- Golija Location within Montenegro

Highest point
- Elevation: 1,942 m (6,371 ft)
- Coordinates: 42°59′27″N 18°48′37″E﻿ / ﻿42.99083°N 18.81028°E

Geography
- Location: Montenegro
- Parent range: Dinaric Alps

= Golija (Montenegro) =

Mountain in western Montenegro

Golija is a mountain in the Dinaric Alps range in Montenegro, northwest of the city of Nikšić. The mountain range extends in the Dinaric direction (NW-SE), for a length of about 40 km, parallel to the Njegoš Mountain to the south, between Nikšić and Gatačko polje, and is up to 8 km wide. The highest peak is Bajovo ždrijelo (1942 m). The highest point of the peak is located on the ridge massif of the central part of the mountain. Southeast of it is the second highest peak, Čardak (1935 m).

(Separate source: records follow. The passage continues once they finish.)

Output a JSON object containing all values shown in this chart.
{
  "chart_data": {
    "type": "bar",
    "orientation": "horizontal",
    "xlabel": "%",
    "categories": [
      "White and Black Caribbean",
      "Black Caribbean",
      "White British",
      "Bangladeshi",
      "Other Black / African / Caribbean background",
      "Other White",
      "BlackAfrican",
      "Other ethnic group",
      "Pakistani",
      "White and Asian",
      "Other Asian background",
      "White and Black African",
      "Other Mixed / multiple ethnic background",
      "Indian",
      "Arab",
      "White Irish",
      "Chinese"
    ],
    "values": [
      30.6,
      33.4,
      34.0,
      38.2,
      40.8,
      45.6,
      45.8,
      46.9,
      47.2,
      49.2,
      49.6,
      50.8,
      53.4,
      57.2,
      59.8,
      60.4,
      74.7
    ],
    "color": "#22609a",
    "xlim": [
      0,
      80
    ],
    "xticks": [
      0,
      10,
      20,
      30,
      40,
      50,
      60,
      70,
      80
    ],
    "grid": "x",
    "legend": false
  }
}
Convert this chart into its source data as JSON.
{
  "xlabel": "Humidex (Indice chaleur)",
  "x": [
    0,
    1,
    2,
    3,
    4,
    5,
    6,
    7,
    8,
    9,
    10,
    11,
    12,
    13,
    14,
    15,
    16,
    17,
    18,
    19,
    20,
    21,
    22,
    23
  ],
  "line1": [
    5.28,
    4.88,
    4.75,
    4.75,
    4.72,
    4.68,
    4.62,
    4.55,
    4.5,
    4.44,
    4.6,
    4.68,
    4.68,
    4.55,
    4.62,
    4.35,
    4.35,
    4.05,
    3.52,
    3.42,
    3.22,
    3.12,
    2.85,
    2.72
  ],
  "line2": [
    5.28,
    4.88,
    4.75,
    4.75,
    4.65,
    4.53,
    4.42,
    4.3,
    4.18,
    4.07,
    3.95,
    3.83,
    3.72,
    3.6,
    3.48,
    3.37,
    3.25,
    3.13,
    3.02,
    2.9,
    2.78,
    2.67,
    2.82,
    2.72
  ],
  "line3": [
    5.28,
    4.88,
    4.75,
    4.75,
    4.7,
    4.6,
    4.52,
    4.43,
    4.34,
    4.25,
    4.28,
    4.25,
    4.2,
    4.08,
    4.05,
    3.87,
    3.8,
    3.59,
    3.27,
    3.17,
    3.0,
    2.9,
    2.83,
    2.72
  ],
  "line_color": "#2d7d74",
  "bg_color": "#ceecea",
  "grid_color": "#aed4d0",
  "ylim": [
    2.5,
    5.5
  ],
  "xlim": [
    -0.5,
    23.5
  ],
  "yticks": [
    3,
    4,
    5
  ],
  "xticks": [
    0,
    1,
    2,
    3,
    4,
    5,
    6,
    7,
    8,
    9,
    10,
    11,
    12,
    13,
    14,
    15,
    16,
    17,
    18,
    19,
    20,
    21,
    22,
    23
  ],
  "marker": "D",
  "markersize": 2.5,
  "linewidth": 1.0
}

The mountain got its name from its bareness, i.e. the lack of forest throughout its peak area, especially on the southern side of the mountain ridge. It is built of limestone and dolomite of Cretaceous age. It is overgrown with forest, mostly on the northern side, while the southern side is barren. The ridge of the mountain is an undulating plateau suitable for walking along the peaks. The mountain slopes are quite steep, and the central part consists of flat parts, rocky outcrops and rocky ridges. The slopes towards the Piva are overgrown with dense deciduous and coniferous forests, while the southwestern ones are quite bare.
Northwest of Mount Golija, to Mount Njegoš and Somina is the Golija region, known for cattle husbandry.